Precalc +: Inverses

One-to-one function

Function in which each output has a unique input (passes the horizontal line test)

What must you do when finding the inverse of a periodic function?

Restrict the domain to a set of values that covers the entire range of the original function

Inverse periodics with domain D: (-π/2, π/2)

sin^-1, tan^-1, csc^-1

Inverse periodics with domain D: (0, π)

cos^-1, sec^-1, cot^-1

Quadrants the ouput of inverse periodics with domain D: (-π/2, π/2) can be in

Q1 (positive) + -Q4 (negative)

Quadrants the ouput of inverse periodics with domain D: (0, π) can be in

Q1 (positive) + Q2 (negative)

Strategy for evaluating inverse trig expressions

* Determine the family whose ouput matches the function and the input
* Determine the quadrant the answer will be in (depending on the sign of the input)
* Write the angle in the correct quadrant

Strategy for evaluating compositions of trig functions

* Work from inside out
* Show your answer for BOTH problems

Strategy for evaluating compositions of trig functions with non-special angles (trig(inv trig(ratio))
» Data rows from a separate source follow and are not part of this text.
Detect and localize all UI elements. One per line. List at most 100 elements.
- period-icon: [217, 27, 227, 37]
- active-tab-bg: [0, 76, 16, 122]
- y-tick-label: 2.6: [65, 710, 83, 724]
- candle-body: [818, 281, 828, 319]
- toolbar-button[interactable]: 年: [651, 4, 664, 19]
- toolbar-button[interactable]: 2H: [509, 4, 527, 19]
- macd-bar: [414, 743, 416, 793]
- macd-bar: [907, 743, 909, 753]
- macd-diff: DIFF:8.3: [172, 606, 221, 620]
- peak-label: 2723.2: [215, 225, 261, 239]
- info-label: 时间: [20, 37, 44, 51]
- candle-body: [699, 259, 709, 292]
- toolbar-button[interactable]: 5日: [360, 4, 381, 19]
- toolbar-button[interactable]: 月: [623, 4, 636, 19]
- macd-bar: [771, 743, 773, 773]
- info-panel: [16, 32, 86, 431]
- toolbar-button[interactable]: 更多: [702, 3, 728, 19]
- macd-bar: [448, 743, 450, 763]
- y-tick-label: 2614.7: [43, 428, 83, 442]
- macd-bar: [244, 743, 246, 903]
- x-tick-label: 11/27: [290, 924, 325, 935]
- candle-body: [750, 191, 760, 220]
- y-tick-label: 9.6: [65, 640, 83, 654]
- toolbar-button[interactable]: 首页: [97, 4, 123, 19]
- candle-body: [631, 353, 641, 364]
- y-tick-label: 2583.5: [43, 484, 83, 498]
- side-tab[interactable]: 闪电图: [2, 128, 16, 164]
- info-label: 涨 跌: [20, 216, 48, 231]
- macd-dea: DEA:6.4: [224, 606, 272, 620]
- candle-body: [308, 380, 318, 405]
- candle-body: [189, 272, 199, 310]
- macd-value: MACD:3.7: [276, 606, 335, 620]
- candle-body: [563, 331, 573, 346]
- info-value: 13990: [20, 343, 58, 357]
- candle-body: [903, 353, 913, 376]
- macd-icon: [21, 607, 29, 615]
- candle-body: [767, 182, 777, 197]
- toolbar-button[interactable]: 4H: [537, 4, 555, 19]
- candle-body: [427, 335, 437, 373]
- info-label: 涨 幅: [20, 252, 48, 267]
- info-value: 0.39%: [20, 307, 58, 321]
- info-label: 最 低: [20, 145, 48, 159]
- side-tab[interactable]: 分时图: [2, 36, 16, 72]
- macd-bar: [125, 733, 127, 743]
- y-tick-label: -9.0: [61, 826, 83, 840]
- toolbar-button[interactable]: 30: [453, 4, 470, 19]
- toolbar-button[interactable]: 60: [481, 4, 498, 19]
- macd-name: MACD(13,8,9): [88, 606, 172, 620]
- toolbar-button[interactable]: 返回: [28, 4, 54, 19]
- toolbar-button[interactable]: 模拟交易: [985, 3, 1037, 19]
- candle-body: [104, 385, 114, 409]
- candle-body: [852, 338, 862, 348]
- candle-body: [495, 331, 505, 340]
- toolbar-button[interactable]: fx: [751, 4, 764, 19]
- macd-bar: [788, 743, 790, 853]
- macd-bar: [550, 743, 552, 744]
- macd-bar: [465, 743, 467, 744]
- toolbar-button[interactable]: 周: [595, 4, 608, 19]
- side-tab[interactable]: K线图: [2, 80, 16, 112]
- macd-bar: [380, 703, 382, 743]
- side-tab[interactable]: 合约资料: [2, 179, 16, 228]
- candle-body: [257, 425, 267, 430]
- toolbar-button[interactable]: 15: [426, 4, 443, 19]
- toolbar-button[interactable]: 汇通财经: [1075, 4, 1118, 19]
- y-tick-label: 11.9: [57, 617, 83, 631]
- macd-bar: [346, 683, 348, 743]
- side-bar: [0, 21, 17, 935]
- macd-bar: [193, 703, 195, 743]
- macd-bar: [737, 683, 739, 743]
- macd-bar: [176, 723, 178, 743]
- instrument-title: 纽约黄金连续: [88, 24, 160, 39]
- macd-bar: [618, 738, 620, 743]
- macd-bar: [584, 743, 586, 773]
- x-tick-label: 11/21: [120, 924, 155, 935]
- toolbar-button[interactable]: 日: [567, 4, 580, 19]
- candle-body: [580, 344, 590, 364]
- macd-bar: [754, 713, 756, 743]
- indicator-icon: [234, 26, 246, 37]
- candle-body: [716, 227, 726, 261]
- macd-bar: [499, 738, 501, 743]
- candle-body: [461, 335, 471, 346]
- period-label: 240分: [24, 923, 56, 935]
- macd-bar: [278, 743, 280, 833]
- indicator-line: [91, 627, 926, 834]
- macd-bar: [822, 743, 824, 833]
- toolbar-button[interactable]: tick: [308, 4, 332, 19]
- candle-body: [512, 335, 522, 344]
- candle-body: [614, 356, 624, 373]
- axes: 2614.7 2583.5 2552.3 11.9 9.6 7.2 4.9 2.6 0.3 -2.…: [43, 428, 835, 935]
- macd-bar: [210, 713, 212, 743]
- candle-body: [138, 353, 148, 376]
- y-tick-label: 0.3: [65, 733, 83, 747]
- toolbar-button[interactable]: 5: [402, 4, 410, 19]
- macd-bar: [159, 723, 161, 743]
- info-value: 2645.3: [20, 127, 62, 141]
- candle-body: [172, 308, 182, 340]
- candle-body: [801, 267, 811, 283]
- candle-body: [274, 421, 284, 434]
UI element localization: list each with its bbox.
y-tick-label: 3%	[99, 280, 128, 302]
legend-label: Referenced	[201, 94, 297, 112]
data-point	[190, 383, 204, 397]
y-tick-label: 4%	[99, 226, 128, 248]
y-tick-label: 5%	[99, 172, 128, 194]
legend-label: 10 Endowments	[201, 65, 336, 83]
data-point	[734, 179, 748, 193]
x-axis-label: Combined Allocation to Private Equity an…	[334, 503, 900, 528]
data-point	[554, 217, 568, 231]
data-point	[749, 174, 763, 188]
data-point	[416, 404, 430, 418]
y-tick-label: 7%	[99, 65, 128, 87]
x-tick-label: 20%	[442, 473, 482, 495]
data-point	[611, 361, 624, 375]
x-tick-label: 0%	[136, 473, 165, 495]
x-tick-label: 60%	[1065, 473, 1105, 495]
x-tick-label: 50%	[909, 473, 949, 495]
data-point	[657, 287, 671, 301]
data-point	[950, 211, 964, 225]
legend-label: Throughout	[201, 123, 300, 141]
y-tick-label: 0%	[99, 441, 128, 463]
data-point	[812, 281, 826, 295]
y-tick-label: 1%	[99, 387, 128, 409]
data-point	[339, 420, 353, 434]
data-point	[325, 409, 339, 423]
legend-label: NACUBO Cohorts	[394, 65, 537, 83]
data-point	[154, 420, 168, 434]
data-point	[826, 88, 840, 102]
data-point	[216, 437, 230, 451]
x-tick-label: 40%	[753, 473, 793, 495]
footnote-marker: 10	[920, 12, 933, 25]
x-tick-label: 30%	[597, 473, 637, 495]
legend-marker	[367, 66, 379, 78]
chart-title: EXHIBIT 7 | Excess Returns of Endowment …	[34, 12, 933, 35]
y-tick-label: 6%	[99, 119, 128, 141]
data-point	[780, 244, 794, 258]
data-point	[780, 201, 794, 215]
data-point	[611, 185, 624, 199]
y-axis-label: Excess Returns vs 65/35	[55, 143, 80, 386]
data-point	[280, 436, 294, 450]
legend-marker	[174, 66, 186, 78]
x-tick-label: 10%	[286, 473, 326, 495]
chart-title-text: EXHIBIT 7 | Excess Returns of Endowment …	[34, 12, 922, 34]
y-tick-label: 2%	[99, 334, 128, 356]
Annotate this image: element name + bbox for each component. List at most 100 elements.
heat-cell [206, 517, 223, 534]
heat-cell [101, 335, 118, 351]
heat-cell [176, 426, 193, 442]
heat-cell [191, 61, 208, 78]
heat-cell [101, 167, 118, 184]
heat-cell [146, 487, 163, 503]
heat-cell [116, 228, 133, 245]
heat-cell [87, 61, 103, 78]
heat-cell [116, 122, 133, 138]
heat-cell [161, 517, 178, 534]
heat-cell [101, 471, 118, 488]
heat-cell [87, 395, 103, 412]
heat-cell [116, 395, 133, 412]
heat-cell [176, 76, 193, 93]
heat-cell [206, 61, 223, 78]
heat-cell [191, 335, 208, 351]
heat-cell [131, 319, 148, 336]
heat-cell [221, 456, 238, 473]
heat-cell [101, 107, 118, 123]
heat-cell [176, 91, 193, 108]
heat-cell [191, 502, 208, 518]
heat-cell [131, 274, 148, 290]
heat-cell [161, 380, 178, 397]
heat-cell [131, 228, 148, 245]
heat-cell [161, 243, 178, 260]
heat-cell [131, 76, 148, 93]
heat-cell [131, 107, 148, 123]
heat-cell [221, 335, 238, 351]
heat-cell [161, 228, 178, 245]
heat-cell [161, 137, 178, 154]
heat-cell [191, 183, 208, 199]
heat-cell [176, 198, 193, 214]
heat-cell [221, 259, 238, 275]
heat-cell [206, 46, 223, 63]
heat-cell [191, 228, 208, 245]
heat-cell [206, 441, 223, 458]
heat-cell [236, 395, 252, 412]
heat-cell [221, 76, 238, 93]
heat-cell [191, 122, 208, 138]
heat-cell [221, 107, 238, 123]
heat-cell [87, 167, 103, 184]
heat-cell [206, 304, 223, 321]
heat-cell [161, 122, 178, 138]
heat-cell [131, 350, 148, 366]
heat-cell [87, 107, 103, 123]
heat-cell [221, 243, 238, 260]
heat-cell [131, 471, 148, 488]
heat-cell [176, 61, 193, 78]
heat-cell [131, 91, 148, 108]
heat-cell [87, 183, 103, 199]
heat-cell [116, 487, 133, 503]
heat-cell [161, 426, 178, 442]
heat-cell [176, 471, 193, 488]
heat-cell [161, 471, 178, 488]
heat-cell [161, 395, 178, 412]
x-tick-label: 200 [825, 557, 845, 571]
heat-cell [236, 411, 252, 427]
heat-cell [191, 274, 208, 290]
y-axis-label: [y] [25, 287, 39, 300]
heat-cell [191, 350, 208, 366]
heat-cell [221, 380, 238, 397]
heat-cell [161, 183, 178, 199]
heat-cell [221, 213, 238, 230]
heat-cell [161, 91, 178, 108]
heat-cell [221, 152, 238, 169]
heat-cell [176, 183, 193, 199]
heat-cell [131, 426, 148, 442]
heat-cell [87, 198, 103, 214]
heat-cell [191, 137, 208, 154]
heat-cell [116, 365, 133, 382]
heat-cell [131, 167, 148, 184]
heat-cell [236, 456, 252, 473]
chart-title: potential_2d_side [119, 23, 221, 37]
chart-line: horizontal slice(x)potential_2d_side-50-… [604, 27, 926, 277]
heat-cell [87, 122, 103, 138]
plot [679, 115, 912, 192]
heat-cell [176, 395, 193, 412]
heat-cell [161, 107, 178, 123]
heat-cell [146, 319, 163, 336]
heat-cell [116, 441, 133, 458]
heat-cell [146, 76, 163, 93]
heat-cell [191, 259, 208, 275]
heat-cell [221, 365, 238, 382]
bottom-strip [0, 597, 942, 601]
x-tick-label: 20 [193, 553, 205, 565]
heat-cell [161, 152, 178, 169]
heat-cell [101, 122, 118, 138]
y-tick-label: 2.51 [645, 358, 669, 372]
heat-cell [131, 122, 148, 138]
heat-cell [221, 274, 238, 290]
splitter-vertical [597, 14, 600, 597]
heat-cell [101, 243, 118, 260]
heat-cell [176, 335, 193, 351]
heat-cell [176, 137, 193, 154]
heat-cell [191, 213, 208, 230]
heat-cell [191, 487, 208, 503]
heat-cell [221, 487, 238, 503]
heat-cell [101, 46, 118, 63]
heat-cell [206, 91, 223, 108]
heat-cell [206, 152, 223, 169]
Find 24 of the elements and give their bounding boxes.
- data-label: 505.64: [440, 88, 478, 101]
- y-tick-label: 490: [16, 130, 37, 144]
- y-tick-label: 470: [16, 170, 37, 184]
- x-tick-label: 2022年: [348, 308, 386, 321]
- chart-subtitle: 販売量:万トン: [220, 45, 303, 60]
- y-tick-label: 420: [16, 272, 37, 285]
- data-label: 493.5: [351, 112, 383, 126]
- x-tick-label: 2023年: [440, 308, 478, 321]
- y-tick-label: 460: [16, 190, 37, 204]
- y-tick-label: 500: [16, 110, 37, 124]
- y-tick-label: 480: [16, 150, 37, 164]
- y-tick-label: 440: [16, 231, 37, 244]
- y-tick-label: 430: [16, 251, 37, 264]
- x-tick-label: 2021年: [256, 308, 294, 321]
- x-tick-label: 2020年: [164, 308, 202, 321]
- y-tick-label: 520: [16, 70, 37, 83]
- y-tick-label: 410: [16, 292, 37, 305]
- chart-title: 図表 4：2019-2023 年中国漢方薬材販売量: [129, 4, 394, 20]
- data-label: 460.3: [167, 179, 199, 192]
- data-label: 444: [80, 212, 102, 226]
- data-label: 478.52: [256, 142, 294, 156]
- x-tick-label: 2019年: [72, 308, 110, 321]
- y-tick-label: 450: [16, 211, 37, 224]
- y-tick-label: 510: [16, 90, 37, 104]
* Determine the quadrant the inverse trig function ouput will be in
* Draw a triangle in that quadrant
* Label two sides of the triangle with the numbers in the ratio (ex. cos^-1 (-3/5), label the adjacent -3, label the hypotenuse 5)
* Solve for the last side with pythagorean equation
* Use the triangle to solve the outside function

Strategy for evaluating compositions of trig functions with non-special angles (inv trig(trig(angle))

* Determine the quadrant the given angle is in and the sign the ratio will have
* Using the sine of the ouput of the periodic function, determine the quadrant the final answer will be in
* Readjust the angle to the correct quadrant
* For cofunctions, determine the reference angle of the periodic function, subtract that angle from π/2, and then put that angle in the correct quadrant

Solving with a calculator (3 basic functions, inverse and normal)

Use the button lol

Reciprocal functions

* For periodics: Find the reciprocal of the function (ex. sec(x) = 1/cos(x))
* For inverses: Flip the number in the parentheses (ex. sec^-1(x) = cos^-1 (1/x))

Cotangent and tangent with a calculator

Ensure your final answer matches the quadrant that should have been given by the original problem (ex. cot^-1 (-1/2) should be in Q2, but your calculator will give you Q4)